Numa luta que provavelmente soa familiar para quem faz dieta em todo o mundo, quanto menos Caenorhabditis elegans (C. elegans) o verme come, mais lentamente ele perde gordura. Agora, cientistas da Scripps Research descobriram o porquê: uma pequena molécula produzida pelos intestinos dos vermes durante o jejum viaja até o cérebro para bloquear um sinal de queima de gordura durante esse período.

Embora a molécula exata que eles identificaram nos vermes ainda não tenha sido estudada em humanos, o novo trabalho ajuda os cientistas a entender melhor a complexa interação entre o intestino e o cérebro.
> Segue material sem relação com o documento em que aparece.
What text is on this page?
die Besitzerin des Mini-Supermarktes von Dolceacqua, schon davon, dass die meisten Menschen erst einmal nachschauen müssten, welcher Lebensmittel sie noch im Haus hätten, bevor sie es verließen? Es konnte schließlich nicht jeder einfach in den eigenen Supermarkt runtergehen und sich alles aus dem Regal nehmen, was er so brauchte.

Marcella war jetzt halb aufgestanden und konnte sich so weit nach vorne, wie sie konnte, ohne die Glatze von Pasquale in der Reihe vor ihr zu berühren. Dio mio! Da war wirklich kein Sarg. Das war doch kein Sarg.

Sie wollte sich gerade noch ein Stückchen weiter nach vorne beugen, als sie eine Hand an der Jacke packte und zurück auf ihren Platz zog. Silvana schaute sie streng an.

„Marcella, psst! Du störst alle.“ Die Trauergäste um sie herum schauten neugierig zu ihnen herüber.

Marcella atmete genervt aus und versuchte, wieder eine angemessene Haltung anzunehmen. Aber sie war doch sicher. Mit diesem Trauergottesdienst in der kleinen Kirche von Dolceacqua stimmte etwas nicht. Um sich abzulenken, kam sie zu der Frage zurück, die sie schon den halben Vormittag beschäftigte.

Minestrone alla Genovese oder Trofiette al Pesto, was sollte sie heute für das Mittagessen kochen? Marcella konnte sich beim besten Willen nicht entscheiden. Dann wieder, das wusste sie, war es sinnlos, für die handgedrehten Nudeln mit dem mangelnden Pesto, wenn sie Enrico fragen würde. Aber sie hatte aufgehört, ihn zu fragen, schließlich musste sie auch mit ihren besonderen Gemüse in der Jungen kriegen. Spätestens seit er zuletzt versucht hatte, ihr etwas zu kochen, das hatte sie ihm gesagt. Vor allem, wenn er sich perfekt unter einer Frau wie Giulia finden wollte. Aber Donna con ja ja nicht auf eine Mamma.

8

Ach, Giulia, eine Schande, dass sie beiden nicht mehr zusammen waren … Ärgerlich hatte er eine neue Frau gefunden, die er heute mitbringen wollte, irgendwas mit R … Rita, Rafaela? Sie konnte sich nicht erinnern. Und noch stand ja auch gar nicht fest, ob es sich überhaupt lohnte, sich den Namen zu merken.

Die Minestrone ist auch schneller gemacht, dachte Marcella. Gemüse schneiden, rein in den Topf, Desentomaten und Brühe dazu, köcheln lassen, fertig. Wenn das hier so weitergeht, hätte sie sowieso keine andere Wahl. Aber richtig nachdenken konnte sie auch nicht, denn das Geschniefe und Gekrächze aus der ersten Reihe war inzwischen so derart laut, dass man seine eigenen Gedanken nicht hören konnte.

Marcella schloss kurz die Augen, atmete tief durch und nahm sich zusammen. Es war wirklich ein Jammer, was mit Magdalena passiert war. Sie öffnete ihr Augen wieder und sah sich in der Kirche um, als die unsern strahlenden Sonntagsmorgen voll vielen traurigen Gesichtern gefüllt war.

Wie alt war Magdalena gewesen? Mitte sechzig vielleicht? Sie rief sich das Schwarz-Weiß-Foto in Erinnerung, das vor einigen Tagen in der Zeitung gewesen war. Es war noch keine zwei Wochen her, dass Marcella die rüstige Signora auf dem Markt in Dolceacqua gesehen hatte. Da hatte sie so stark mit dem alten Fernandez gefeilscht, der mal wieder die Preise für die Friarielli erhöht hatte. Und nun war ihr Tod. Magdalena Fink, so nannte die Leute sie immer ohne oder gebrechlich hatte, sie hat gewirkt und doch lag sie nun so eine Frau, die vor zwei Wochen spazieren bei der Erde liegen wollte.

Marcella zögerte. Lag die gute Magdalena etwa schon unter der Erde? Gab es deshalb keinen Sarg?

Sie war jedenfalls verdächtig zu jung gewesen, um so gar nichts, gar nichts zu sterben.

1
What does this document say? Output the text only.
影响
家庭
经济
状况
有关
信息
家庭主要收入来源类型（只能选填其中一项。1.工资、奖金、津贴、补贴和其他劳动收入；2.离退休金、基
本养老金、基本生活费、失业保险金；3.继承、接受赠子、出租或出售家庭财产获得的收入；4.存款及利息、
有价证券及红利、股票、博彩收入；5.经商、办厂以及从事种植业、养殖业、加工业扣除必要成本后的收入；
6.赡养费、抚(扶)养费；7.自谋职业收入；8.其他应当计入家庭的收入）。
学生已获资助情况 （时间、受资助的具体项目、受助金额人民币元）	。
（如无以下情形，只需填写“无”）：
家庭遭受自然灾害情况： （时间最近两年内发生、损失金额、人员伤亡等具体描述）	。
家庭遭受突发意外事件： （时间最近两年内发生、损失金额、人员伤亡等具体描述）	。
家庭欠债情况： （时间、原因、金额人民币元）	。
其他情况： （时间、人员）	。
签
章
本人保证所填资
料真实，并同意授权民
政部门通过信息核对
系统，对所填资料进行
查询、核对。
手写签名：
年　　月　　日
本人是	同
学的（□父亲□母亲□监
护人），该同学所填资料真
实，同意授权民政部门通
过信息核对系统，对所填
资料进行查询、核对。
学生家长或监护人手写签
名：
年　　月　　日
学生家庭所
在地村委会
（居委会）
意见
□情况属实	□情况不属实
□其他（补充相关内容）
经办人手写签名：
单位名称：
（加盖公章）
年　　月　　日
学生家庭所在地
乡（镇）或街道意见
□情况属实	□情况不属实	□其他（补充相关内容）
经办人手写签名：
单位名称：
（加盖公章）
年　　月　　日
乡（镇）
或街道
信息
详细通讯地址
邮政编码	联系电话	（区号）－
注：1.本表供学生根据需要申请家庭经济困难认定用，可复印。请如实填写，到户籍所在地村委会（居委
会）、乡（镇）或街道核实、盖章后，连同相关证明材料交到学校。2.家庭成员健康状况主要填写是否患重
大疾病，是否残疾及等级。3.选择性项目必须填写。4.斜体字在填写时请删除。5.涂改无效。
Ele também pode lançar luz sobre por que o jejum — não comer por períodos determinados de tempo — tem benefícios que são independentes do número de calorias que uma pessoa ingere. O novo estudo foi publicado em Comunicações da Naturezaem 11 de agosto de 2024.

“Descobrimos pela primeira vez que o jejum está transmitindo informações ao cérebro além da simples retirada calórica”, diz a professora de neurociência da Scripps Research, Supriya Srinivasan, PhD, autora sênior do novo estudo.. “Essas descobertas me fazem pensar se há moléculas produzidas nos intestinos de outros animais, incluindo mamíferos, que explicam alguns dos resultados de saúde associados ao jejum.”

Os investigadores sabem há muito tempo que o cérebro controla a produção e a degradação das gorduras nos seres humanos, noutros mamíferos e em organismos modelo como C. elegans. Em 2017, o grupo de Srinivasan identificou o FLP-7, um hormônio cerebral que desencadeia a queima de gordura no intestino do verme redondo. No entanto, C. elegans não têm nervos sensoriais nos intestinos, então os cientistas têm lutado para definir o caminho de comunicação reversa: como o intestino envia sinais ao cérebro?

“Sabíamos que alterar o estado metabólico do intestino poderia mudar as propriedades dos neurônios no cérebro, mas era muito misterioso como isso realmente acontecia”, diz Srinivasan.

No novo trabalho, Srinivasan e seus colegas removeram mais de 100 moléculas de sinalização de C. elegans intestinos, um de cada vez, e mediram seu impacto na produção de FLP-7 pelo cérebro. Eles encontraram uma molécula que teve um grande efeito sobre o FLP-7: uma forma de insulina conhecida como INS-7. Em humanos, a insulina é mais conhecida como o hormônio produzido pelo pâncreas que controla os níveis de açúcar no sangue. Mas essa molécula de insulina estava sendo feita por células intestinais e também impactando o metabolismo da gordura através do cérebro.

“Quando descobrimos pela primeira vez que isso era uma insulina, achamos que era paradoxal”, relembra Srinivasan. “A insulina é tão bem estudada em mamíferos, e não havia precedente para uma molécula de insulina ter esse papel.”

No entanto, quando o grupo investigou como o INS-7 estava impactando as células cerebrais produtoras de FLP-7, eles descobriram que ele não estava ativando os receptores de insulina — como todas as moléculas de insulina descobertas anteriormente fazem — mas bloqueando o receptor de insulina. Por sua vez, esse bloqueio desencadeou uma cascata de outros eventos moleculares que eventualmente fizeram as células cerebrais pararem de produzir FLP-7.

“O INS-7 é basicamente um sinal vindo do intestino que diz ao cérebro para não queimar mais nenhuma reserva de gordura naquele momento porque não há comida entrando”, explica Srinivasan.

Estudos já mostraram que períodos de jejum podem influenciar o corpo de várias maneiras, mas os mecanismos dessas mudanças não estão claros. O novo estudo aponta para uma maneira pela qual um intestino vazio pode sinalizar o cérebro, o que poderia potencialmente levar a uma variedade de impactos à saúde além da gordura.

Os novos resultados, diz Srinivasan, ajudam a explicar como o cérebro e o sistema digestivo se comunicam em ambas as direções para controlar o metabolismo com base na disponibilidade de alimentos. Mais pesquisas são necessárias para descobrir quais vias específicas estão envolvidas em novos sinais do intestino para o cérebro em mamíferos. Compostos que imitam hormônios intestinais — como a semaglutida, comumente conhecida por marcas como Ozempic, Wegovy e Rybelus — surgiram recentemente como formas populares de controlar a obesidade e o diabetes, então novos peptídeos intestinais podem ser adicionados a essa classe de medicamentos. Srinivasan também está planejando experimentos para investigar como C. elegans células intestinais são estimuladas a produzir INS-7 durante o jejum e quais tipos de células cerebrais são afetadas pela molécula.

Este trabalho foi apoiado pelo financiamento dos Institutos Nacionais de Saúde (R01 DK124706 e R01 AG056648).